The South Africa Foster Care Guide covers each of these steps in full, with the specific documents, contacts, and timelines for each province. Key chapters:

  • Form 30 Accelerator — submit on day one, follow up effectively
  • Police Clearance Navigator — what actually disqualifies, what the R190 process looks like at SAPS
  • Children's Court Survival Guide — what the hearing looks like, what to do when it's postponed
  • Home Assessment Preparation — room-by-room checklist for the Section 181 visit
  • Provincial DSD Directory — nine provinces, physical addresses, CPO contacts
  • Section 176 Educational Extension — for foster children approaching age 18 in education
  • Court Order Renewal Tracker — printable worksheet for the biennial renewal cycle

Frequently Asked Questions

Do I need a lawyer to formalise kinship care in South Africa?

No. The Children's Court process does not require legal representation for the foster parent. You will need a social worker (state DSD, CPO, or private) to compile the assessment reports required by the court, but a lawyer is not required in standard kinship placements. Contested cases — where a biological parent is disputing the placement — may benefit from legal representation from Legal Aid South Africa (legal-aid.co.za).

How long does it take to get a Children's Court order for kinship care?

Between 12 and 24 months in most provinces from first contact with DSD or a CPO through to the issued court order. This includes the social worker assessment (1–3 months), Form 30 processing (3–6 months, running in parallel if submitted on day one), and the court hearing and scheduling (highly variable — Gauteng and the Western Cape tend to move faster than the Eastern Cape, KwaZulu-Natal, and Limpopo).

Can I get legal standing for medical decisions without a full court order?

No. Without a Children's Court placement order, you have no legal standing to consent to medical treatment for a child who is not your biological child or legal ward.

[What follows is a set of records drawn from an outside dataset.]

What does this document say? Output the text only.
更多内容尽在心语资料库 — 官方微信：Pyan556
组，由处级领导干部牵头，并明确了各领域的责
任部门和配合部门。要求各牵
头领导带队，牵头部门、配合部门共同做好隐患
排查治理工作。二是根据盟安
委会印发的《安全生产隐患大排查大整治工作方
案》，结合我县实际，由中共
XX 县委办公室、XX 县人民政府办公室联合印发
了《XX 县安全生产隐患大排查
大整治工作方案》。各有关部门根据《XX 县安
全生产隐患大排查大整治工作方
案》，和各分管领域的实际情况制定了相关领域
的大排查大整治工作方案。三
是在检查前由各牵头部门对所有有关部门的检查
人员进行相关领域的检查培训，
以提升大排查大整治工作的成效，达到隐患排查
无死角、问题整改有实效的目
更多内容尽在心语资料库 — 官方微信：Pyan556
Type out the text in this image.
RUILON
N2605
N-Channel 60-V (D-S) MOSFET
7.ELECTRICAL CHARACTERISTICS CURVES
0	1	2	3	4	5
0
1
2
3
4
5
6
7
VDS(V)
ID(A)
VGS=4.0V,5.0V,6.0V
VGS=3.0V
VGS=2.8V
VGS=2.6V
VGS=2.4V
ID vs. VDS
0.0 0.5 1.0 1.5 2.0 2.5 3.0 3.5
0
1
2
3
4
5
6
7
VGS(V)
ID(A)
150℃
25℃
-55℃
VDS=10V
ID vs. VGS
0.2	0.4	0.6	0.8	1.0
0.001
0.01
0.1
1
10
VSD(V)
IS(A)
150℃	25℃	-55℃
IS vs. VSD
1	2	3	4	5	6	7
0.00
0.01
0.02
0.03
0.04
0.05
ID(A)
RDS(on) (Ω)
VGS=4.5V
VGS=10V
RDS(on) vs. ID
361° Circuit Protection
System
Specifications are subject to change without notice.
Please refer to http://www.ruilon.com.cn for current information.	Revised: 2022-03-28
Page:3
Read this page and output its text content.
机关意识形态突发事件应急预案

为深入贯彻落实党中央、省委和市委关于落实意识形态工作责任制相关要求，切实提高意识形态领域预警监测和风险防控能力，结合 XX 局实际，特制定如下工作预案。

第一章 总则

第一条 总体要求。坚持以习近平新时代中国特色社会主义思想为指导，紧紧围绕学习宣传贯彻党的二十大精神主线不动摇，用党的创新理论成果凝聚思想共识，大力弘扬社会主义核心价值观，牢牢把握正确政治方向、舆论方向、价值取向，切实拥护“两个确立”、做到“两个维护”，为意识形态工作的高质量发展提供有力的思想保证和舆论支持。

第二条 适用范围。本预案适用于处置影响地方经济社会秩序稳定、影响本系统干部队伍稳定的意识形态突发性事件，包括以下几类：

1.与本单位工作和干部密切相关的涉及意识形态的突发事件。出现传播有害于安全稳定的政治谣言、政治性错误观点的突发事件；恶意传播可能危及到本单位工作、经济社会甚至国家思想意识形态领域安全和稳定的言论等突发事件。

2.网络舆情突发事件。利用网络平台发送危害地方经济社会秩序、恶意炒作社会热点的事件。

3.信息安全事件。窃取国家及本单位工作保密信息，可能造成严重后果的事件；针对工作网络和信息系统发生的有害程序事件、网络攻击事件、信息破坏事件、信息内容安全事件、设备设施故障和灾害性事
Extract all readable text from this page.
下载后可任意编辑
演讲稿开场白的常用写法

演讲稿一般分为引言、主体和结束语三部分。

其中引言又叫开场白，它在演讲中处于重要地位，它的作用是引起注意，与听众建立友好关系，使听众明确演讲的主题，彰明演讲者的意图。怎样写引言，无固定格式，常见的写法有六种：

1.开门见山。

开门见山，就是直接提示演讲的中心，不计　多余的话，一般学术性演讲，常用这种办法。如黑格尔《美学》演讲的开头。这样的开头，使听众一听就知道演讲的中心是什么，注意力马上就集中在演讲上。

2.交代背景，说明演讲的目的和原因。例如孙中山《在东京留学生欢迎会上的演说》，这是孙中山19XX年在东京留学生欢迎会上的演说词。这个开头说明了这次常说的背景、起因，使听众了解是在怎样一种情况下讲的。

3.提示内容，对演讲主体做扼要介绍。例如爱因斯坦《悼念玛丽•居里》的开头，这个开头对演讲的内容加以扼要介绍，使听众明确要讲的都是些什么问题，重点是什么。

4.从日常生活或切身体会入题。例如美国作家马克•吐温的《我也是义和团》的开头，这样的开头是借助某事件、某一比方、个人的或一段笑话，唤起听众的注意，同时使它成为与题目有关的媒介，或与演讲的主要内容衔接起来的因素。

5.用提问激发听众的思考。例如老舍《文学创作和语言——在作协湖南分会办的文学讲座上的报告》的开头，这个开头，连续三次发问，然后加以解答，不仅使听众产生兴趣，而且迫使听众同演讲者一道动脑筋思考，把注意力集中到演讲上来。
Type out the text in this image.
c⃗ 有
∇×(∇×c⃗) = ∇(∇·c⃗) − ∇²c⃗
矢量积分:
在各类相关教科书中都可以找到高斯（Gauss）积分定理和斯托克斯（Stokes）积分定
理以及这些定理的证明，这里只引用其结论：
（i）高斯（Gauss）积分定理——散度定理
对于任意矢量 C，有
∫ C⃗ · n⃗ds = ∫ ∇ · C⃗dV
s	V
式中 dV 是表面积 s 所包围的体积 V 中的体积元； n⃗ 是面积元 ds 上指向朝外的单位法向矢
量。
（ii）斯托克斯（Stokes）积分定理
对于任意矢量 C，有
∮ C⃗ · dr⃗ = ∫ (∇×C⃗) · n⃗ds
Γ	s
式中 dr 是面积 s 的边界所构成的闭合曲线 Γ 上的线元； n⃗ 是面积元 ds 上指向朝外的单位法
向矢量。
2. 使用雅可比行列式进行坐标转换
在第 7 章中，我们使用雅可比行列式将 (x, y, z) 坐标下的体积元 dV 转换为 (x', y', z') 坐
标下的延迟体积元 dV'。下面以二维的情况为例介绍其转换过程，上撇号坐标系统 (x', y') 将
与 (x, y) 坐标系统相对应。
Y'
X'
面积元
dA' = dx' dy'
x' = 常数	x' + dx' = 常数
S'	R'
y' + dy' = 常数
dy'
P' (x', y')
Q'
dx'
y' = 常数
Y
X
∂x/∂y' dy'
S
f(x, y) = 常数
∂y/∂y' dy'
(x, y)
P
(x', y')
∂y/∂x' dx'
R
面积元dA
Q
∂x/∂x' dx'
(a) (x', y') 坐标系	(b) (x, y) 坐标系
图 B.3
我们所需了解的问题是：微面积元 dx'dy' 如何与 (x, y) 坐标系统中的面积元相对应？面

In a medical emergency, hospitals will typically act in the child's best interests, but you have no formal authority. Some caregivers use a Power of Attorney from the biological parents as an interim measure, but this is not a substitute for a court order and does not give you foster parent status.

What if the biological parents can't be found?

The court can proceed without the biological parents if they cannot be located despite reasonable efforts. Your social worker will document the attempts to locate the parents and present this to the magistrate. An affidavit from you explaining the circumstances — when you last had contact, what you know about the parent's whereabouts — supports the case.

What is a long-term kinship order and how do I qualify?

Under Section 186 of the Children's Act, a Children's Court may issue a long-term foster care order for kinship placements that remains valid until the child turns 18, with monitoring visits only once every two years by a social auxiliary worker (rather than full biennial social worker reviews and court renewals). To qualify, the placement must be a kinship case and the court must be satisfied that the long-term arrangement is in the child's best interests. Ask your social worker specifically about this option at your first appointment.